The referee for the appeal put great emphasis on the genuineness of the employee’s belief. No one questions the genuineness of the employee’s religious belief. But the genuineness of the belief is irrelevant.
No employer should be held responsible for the religious beliefs of some of their employees, but not all of them, genuine or otherwise.
Employees who have strong reservations against working on their sabbath, whether it’s Saturday or Sunday, have a right to resign. But the state has no business holding an employee responsible for the genuineness of their religious feelings when they resign, and then award the resigning employee unemployment benefits for their beliefs.
In this case, this employee resigned and went to work elsewhere the following week, but was still allowed to receive unemployment benefits.

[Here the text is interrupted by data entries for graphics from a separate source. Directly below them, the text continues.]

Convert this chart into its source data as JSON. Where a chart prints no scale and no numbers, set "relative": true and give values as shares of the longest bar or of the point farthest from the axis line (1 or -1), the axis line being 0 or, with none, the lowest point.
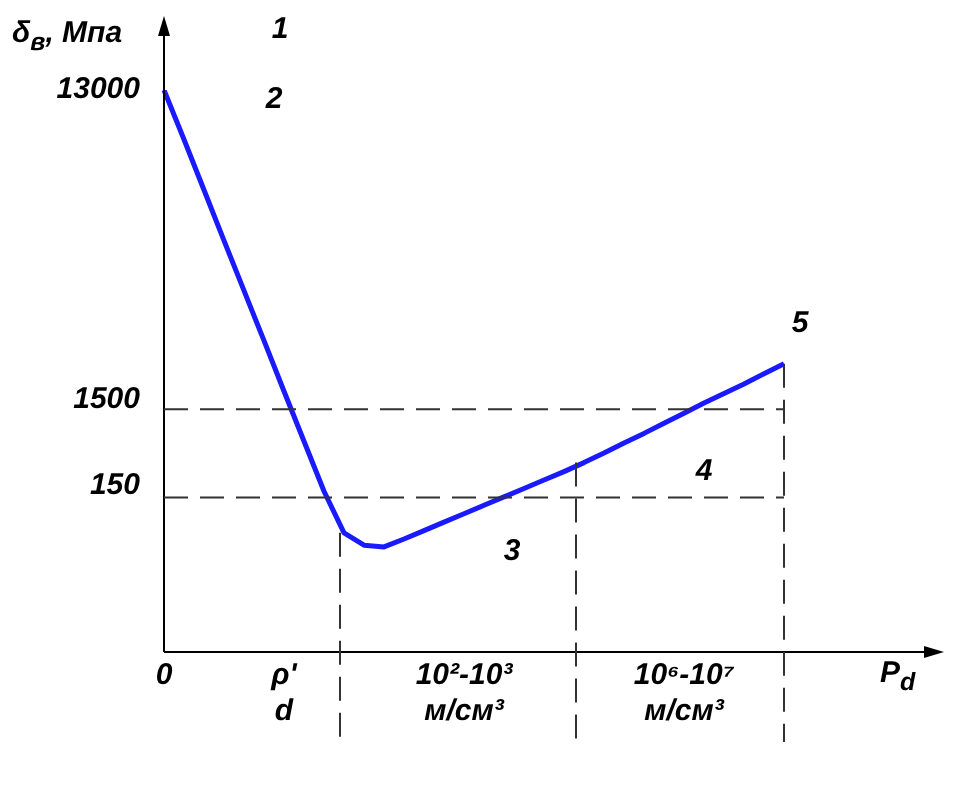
{
  "chart_data": {
    "type": "line",
    "relative": true,
    "ylabel": "δ$_{в}$, Мпа",
    "xlabel": "P$_{d}$",
    "categories": [
      "0",
      null,
      null,
      null,
      null,
      null,
      "ρ'\nd",
      null,
      null,
      null,
      null,
      null,
      null,
      null,
      null,
      "10²-10³\nм/см³",
      null,
      null,
      null,
      null,
      null,
      null,
      null,
      null,
      null,
      null,
      "10⁶-10⁷\nм/см³",
      null,
      null,
      null,
      null,
      null
    ],
    "series": [
      {
        "color": "#1a1aff",
        "values": [
          1,
          0.912,
          0.822,
          0.732,
          0.643,
          0.554,
          0.464,
          0.375,
          0.286,
          0.212,
          0.19,
          0.187,
          0.201,
          0.216,
          0.231,
          0.246,
          0.261,
          0.276,
          0.291,
          0.306,
          0.321,
          0.337,
          0.354,
          0.372,
          0.389,
          0.407,
          0.425,
          0.443,
          0.46,
          0.477,
          0.495,
          0.513
        ]
      }
    ],
    "ref_lines": [
      {
        "axis": "y",
        "value": 0.432,
        "color": "#333333",
        "line_style": "dashed"
      },
      {
        "axis": "y",
        "value": 0.275,
        "color": "#333333",
        "line_style": "dashed"
      }
    ],
    "annotations": [
      "13000",
      "1500",
      "150",
      "1",
      "2",
      "3",
      "4",
      "5"
    ],
    "grid": false,
    "legend": false
  }
}
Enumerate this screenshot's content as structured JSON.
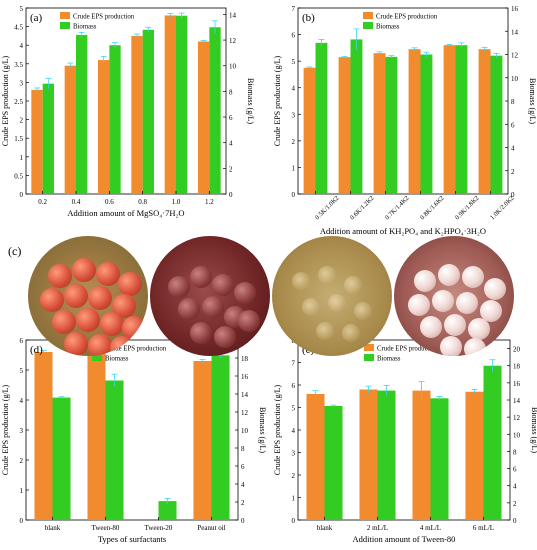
{
  "colors": {
    "eps": "#f28a2e",
    "biomass": "#33cc22",
    "error": "#3ad6f0"
  },
  "photo_label": "(c)",
  "chart_data": [
    {
      "id": "a",
      "type": "bar",
      "panel_label": "(a)",
      "categories": [
        "0.2",
        "0.4",
        "0.6",
        "0.8",
        "1.0",
        "1.2"
      ],
      "series": [
        {
          "name": "Crude EPS production",
          "axis": "left",
          "values": [
            2.8,
            3.45,
            3.6,
            4.25,
            4.8,
            4.1
          ],
          "errors": [
            0.05,
            0.07,
            0.1,
            0.05,
            0.05,
            0.03
          ]
        },
        {
          "name": "Biomass",
          "axis": "right",
          "values": [
            8.6,
            12.4,
            11.6,
            12.8,
            13.9,
            13.0
          ],
          "errors": [
            0.4,
            0.2,
            0.2,
            0.2,
            0.2,
            0.5
          ]
        }
      ],
      "xlabel": "Addition amount of MgSO₄·7H₂O",
      "ylabel_left": "Crude EPS production (g/L)",
      "ylim_left": [
        0,
        5
      ],
      "yticks_left": [
        0,
        0.5,
        1.0,
        1.5,
        2.0,
        2.5,
        3.0,
        3.5,
        4.0,
        4.5,
        5.0
      ],
      "ylabel_right": "Biomass (g/L)",
      "ylim_right": [
        0,
        14.5
      ],
      "yticks_right": [
        0,
        2,
        4,
        6,
        8,
        10,
        12,
        14
      ],
      "legend": "top-left"
    },
    {
      "id": "b",
      "type": "bar",
      "panel_label": "(b)",
      "categories": [
        "0.5K/1.0K2",
        "0.6K/1.2K2",
        "0.7K/1.4K2",
        "0.8K/1.6K2",
        "0.9K/1.8K2",
        "1.0K/2.0K2"
      ],
      "series": [
        {
          "name": "Crude EPS production",
          "axis": "left",
          "values": [
            4.75,
            5.15,
            5.3,
            5.45,
            5.6,
            5.45
          ],
          "errors": [
            0.03,
            0.03,
            0.05,
            0.05,
            0.03,
            0.07
          ]
        },
        {
          "name": "Biomass",
          "axis": "right",
          "values": [
            13.0,
            13.3,
            11.8,
            12.0,
            12.8,
            11.9
          ],
          "errors": [
            0.3,
            0.9,
            0.1,
            0.2,
            0.2,
            0.2
          ]
        }
      ],
      "xlabel": "Addition amount of KH₂PO₄ and K₂HPO₄·3H₂O",
      "ylabel_left": "Crude EPS production (g/L)",
      "ylim_left": [
        0,
        7
      ],
      "yticks_left": [
        0,
        1,
        2,
        3,
        4,
        5,
        6,
        7
      ],
      "ylabel_right": "Biomass (g/L)",
      "ylim_right": [
        0,
        16
      ],
      "yticks_right": [
        0,
        2,
        4,
        6,
        8,
        10,
        12,
        14,
        16
      ],
      "legend": "top-center"
    },
    {
      "id": "d",
      "type": "bar",
      "panel_label": "(d)",
      "categories": [
        "blank",
        "Tween-80",
        "Tween-20",
        "Peanut oil"
      ],
      "series": [
        {
          "name": "Crude EPS production",
          "axis": "left",
          "values": [
            5.6,
            5.8,
            0,
            5.3
          ],
          "errors": [
            0.05,
            0.03,
            0,
            0.05
          ]
        },
        {
          "name": "Biomass",
          "axis": "right",
          "values": [
            13.6,
            15.5,
            2.1,
            18.3
          ],
          "errors": [
            0.1,
            0.7,
            0.3,
            0.3
          ]
        }
      ],
      "xlabel": "Types of surfactants",
      "ylabel_left": "Crude EPS production (g/L)",
      "ylim_left": [
        0,
        6
      ],
      "yticks_left": [
        0,
        1,
        2,
        3,
        4,
        5,
        6
      ],
      "ylabel_right": "Biomass (g/L)",
      "ylim_right": [
        0,
        20
      ],
      "yticks_right": [
        0,
        2,
        4,
        6,
        8,
        10,
        12,
        14,
        16,
        18,
        20
      ],
      "legend": "top-center"
    },
    {
      "id": "e",
      "type": "bar",
      "panel_label": "(e)",
      "categories": [
        "blank",
        "2 mL/L",
        "4 mL/L",
        "6 mL/L"
      ],
      "series": [
        {
          "name": "Crude EPS production",
          "axis": "left",
          "values": [
            5.6,
            5.8,
            5.75,
            5.7
          ],
          "errors": [
            0.15,
            0.15,
            0.4,
            0.1
          ]
        },
        {
          "name": "Biomass",
          "axis": "right",
          "values": [
            13.3,
            15.1,
            14.2,
            18.0
          ],
          "errors": [
            0.1,
            0.6,
            0.2,
            0.7
          ]
        }
      ],
      "xlabel": "Addition amount of Tween-80",
      "ylabel_left": "Crude EPS production (g/L)",
      "ylim_left": [
        0,
        8
      ],
      "yticks_left": [
        0,
        1,
        2,
        3,
        4,
        5,
        6,
        7,
        8
      ],
      "ylabel_right": "Biomass (g/L)",
      "ylim_right": [
        0,
        21
      ],
      "yticks_right": [
        0,
        2,
        4,
        6,
        8,
        10,
        12,
        14,
        16,
        18,
        20
      ],
      "legend": "top-center"
    }
  ]
}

What’s wrong with this picture?
Justice Douglas clearly cut to the seminal issue in these state decisions to award unemployment to Seventh Day Adventists. At the risk of boring readers with repetition, let me post his perspective again:
This case is resolvable not in terms of what an individual can demand of government, but solely in terms of what government may not do to an individual in violation of his religious scruples. The fact that government cannot exact from me a surrender of one iota of my religious scruples does not, of course, mean that I can demand of government a sum of money, the better to exercise them. For the Free Exercise Clause is written in terms of what the government cannot do to the individual, not in terms of what the individual can exact from the government.
It would be most helpful if state legislators in North Dakota and those states practicing this kind of discrimination reviewed their current Job Service practices, perhaps even considering the perspective of Justice William O. Douglas.